As I said in the previous section Hangfire uses the JobActivator class to instantiate the target types before invoking instance methods. You can override its behavior to perform more complex logic on a type instantiation. For example, you can tell it to use IoC container that is used in your project:

public class ContainerJobActivator : JobActivator
{
    private IContainer _container;

    public ContainerJobActivator(IContainer container)
    {
        _container = container;
    }

    public override object ActivateJob(Type type)
    {
        return _container.Resolve(type);
    }
}

Then, you need to register it as a current job activator before starting the Hangfire server:

// Somewhere in bootstrap logic, for example in the Global.asax.cs file
var container = new Container();
GlobalConfiguration.Configuration.UseActivator(new ContainerJobActivator(container));
...
app.UseHangfireServer();

To simplify the initial installation, there are some integration packages already available on NuGet. Please see the Extensions page on the official site to get the list of all available extension packages: https://www.hangfire.io/extensions.html#ioc-containers.

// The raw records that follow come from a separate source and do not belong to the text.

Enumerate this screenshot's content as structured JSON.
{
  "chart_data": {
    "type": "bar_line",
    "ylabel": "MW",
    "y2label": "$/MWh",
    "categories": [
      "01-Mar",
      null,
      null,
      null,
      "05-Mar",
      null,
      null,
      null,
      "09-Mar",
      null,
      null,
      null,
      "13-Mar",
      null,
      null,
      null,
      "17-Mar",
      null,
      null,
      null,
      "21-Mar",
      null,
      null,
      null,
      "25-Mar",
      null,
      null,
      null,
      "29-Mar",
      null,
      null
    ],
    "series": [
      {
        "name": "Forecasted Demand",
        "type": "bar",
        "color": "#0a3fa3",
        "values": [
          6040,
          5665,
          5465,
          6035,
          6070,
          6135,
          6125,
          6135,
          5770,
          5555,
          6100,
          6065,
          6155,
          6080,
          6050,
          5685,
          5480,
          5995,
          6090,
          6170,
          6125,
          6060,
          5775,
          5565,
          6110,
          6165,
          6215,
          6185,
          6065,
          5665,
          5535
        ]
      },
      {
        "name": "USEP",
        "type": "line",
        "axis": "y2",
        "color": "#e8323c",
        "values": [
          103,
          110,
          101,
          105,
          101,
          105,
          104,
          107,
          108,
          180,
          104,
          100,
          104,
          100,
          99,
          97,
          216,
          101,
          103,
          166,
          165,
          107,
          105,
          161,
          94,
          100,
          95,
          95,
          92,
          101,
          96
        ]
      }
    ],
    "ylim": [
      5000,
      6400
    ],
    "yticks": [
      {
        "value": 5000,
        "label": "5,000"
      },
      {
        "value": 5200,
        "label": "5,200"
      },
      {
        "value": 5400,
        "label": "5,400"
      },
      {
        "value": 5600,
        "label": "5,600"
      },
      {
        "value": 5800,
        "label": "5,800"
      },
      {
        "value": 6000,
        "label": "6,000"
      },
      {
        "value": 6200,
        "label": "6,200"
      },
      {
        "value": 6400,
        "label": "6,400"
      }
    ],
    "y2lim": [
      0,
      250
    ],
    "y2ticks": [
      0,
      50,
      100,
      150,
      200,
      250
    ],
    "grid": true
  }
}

Some of these activators also provide an extension method for the GlobalConfiguration class:

GlobalConfiguration.Configuration.UseNinjectActivator(kernel);

HttpContext is not available

Request information is not available during the instantiation of a target type. If you register your dependencies in a request scope (InstancePerHttpRequest in Autofac, InRequestScope in Ninject and so on), an exception will be thrown during the job activation process.

So, the entire dependency graph should be available. Either register additional services without using the request scope, or use separate instance of container if your IoC container does not support dependency registrations for multiple scopes.